Last week, the Michael Baker Jr. consulting firm held a series of meetings and walking tours with residents and business owners to explore how redevelopment could change the character of the district.
To date, the firm has taken more than 700 photos and filmed more than 50 videos of the district.
"We found that people don't want the downtown to be way out there, but they don't want it to be dull, either," said Susan Harden, project director. "They want it to be everyone's downtown, to be upscale, but beachy."
Among the ideas proposed were a marine-themed streetscape; unique street furniture; a pedestrian walkway/entrance arch over 75th Avenue; an east to west, water-to-water vista; and a variety of shopping and entertainment experiences.
The couplet traffic system would reduce both speed and the number of lanes in the downtown area, opening up public spaces for small parks, parking and pedestrian walkways.
Redevelopment "wouldn't have the same impact" if the couplet were not part of the plan, Harden said.
"The idea is to have people park once in the downtown area and walk to the different businesses," she said.
"This is a game changer for the city," said resident Michael Lehman.
"After learning more about the couplet, I support it," said resident Deborah Martahue.
Harry Metz, a Corey area business owner and former commissioner, was concerned the couplet would not allow enough room for semitrailer trucks to make the turns.
Deborah Scheckner questioned whether the one-way design would create a bypass, rather than bring more people into the area.
The consultants will return in March with a conceptual plan that would include street-level videos demonstrating how different design ideas would work.
Community reactions would then be incorporated into a plan to be presented to the commission in May for final approval.
The city also is in the process of created a CRA, or Community Redevelopment District, that would allow it to designate future growth in property taxes for use in the Corey/downtown/Gulf Boulevard area.

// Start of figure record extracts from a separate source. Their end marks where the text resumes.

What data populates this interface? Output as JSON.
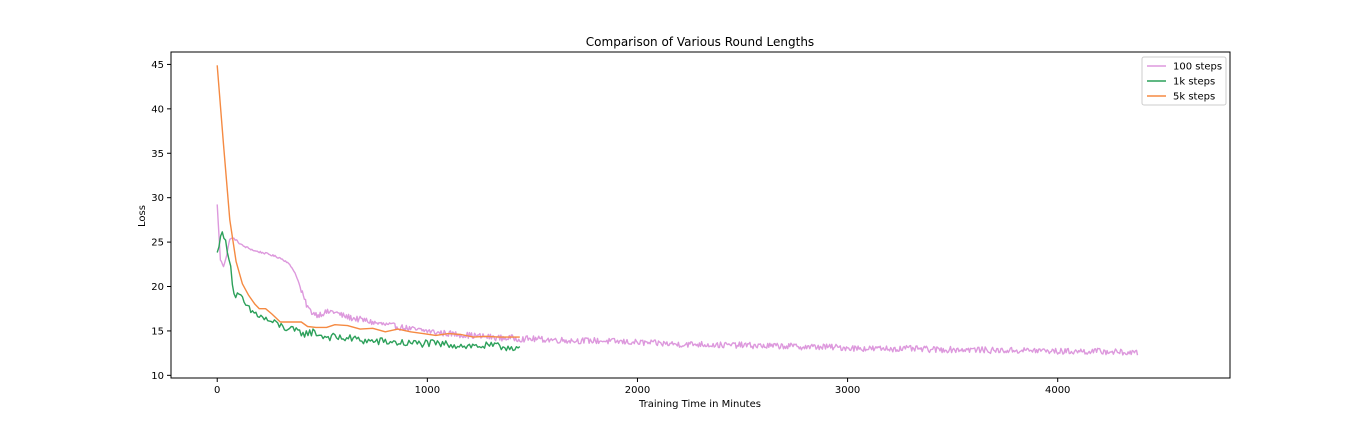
{
  "chart_data": {
    "type": "line",
    "title": "Comparison of Various Round Lengths",
    "xlabel": "Training Time in Minutes",
    "ylabel": "Loss",
    "xlim": [
      -220,
      4820
    ],
    "ylim": [
      9.7,
      46.4
    ],
    "xticks": [
      0,
      1000,
      2000,
      3000,
      4000
    ],
    "yticks": [
      10,
      15,
      20,
      25,
      30,
      35,
      40,
      45
    ],
    "grid": false,
    "legend_position": "top-right",
    "series": [
      {
        "name": "100 steps",
        "color": "#dd99dd",
        "x": [
          0,
          15,
          30,
          45,
          60,
          80,
          100,
          120,
          150,
          180,
          200,
          250,
          300,
          330,
          360,
          380,
          400,
          420,
          440,
          460,
          480,
          500,
          550,
          600,
          650,
          700,
          750,
          800,
          850,
          900,
          950,
          1000,
          1050,
          1100,
          1150,
          1200,
          1250,
          1300,
          1350,
          1400,
          1450,
          1500,
          1600,
          1700,
          1800,
          1900,
          2000,
          2100,
          2200,
          2300,
          2400,
          2500,
          2600,
          2700,
          2800,
          2900,
          3000,
          3100,
          3200,
          3300,
          3400,
          3500,
          3600,
          3700,
          3800,
          3900,
          4000,
          4100,
          4200,
          4300,
          4380
        ],
        "y": [
          29.2,
          23.0,
          22.3,
          23.5,
          25.4,
          25.4,
          25.0,
          24.6,
          24.3,
          24.0,
          23.9,
          23.6,
          23.2,
          22.8,
          22.0,
          21.0,
          19.5,
          18.2,
          17.3,
          17.0,
          16.8,
          17.0,
          17.2,
          16.7,
          16.4,
          16.2,
          15.9,
          15.7,
          15.5,
          15.3,
          15.1,
          15.0,
          14.8,
          14.7,
          14.6,
          14.5,
          14.4,
          14.3,
          14.2,
          14.2,
          14.1,
          14.1,
          14.0,
          13.9,
          13.9,
          13.8,
          13.7,
          13.6,
          13.5,
          13.5,
          13.4,
          13.4,
          13.3,
          13.3,
          13.2,
          13.2,
          13.1,
          13.0,
          13.0,
          13.0,
          12.9,
          12.9,
          12.9,
          12.8,
          12.8,
          12.8,
          12.7,
          12.7,
          12.7,
          12.6,
          12.5
        ],
        "noise": 0.35
      },
      {
        "name": "1k steps",
        "color": "#2ca05a",
        "x": [
          0,
          15,
          30,
          45,
          60,
          80,
          100,
          120,
          140,
          160,
          180,
          200,
          230,
          260,
          300,
          340,
          380,
          420,
          460,
          500,
          550,
          600,
          650,
          700,
          750,
          800,
          850,
          900,
          950,
          1000,
          1050,
          1100,
          1150,
          1200,
          1250,
          1300,
          1350,
          1400,
          1440
        ],
        "y": [
          23.6,
          26.0,
          25.6,
          24.6,
          23.0,
          19.0,
          19.0,
          18.5,
          17.7,
          17.2,
          17.0,
          16.7,
          16.3,
          16.0,
          15.6,
          15.2,
          14.9,
          14.7,
          14.9,
          14.4,
          14.3,
          14.2,
          14.1,
          13.9,
          13.8,
          13.8,
          13.7,
          13.6,
          13.6,
          13.6,
          13.5,
          13.5,
          13.4,
          13.3,
          13.3,
          13.3,
          13.2,
          13.2,
          13.1
        ],
        "noise": 0.45
      },
      {
        "name": "5k steps",
        "color": "#f58a42",
        "x": [
          0,
          30,
          60,
          90,
          120,
          150,
          180,
          200,
          230,
          260,
          300,
          360,
          400,
          430,
          470,
          520,
          560,
          620,
          680,
          740,
          800,
          860,
          920,
          980,
          1040,
          1100,
          1160,
          1220,
          1280,
          1340,
          1400,
          1440
        ],
        "y": [
          44.9,
          36.0,
          27.5,
          22.8,
          20.3,
          19.0,
          18.0,
          17.5,
          17.5,
          16.9,
          16.0,
          16.0,
          16.0,
          15.5,
          15.4,
          15.4,
          15.7,
          15.6,
          15.2,
          15.3,
          14.9,
          15.2,
          14.9,
          14.7,
          14.5,
          14.7,
          14.6,
          14.3,
          14.4,
          14.3,
          14.3,
          14.3
        ],
        "noise": 0
      }
    ]
  }
}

"We have the most desirable property in Pinellas County. Everybody should be lining up to develop it and nobody is touching it," said Mayor Steve McFarlin. "Instead we have the gateway to the city with adult businesses, chain link fences and fields. Why is that?"
He called the western part of Corey Avenue the "eyesore of the city."

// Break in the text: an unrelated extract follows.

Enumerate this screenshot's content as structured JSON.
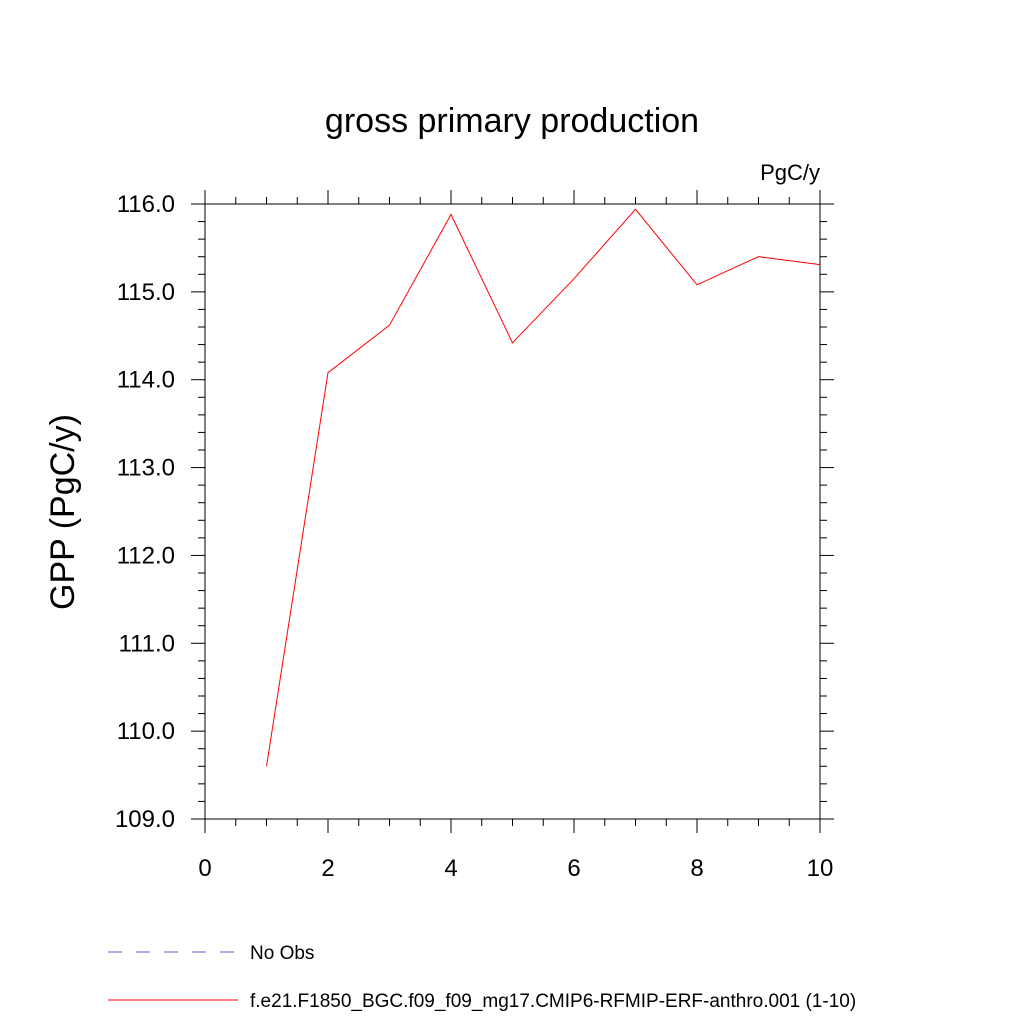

Vice Mayor Lorraine Huhn said she is "over the moon" about the Corey/downtown redevelopment plan.
City Commissioner Jim Parent called some of the ideas "spectacular" and added one of his own — bringing the Secrets of the Sea marine museum and aquarium to the city's now empty police station on 75th Avenue.
The aquarium was slated to move from St. Petersburg to John's Pass Village in Madeira Beach, but the group lost its lease because of delays in financing.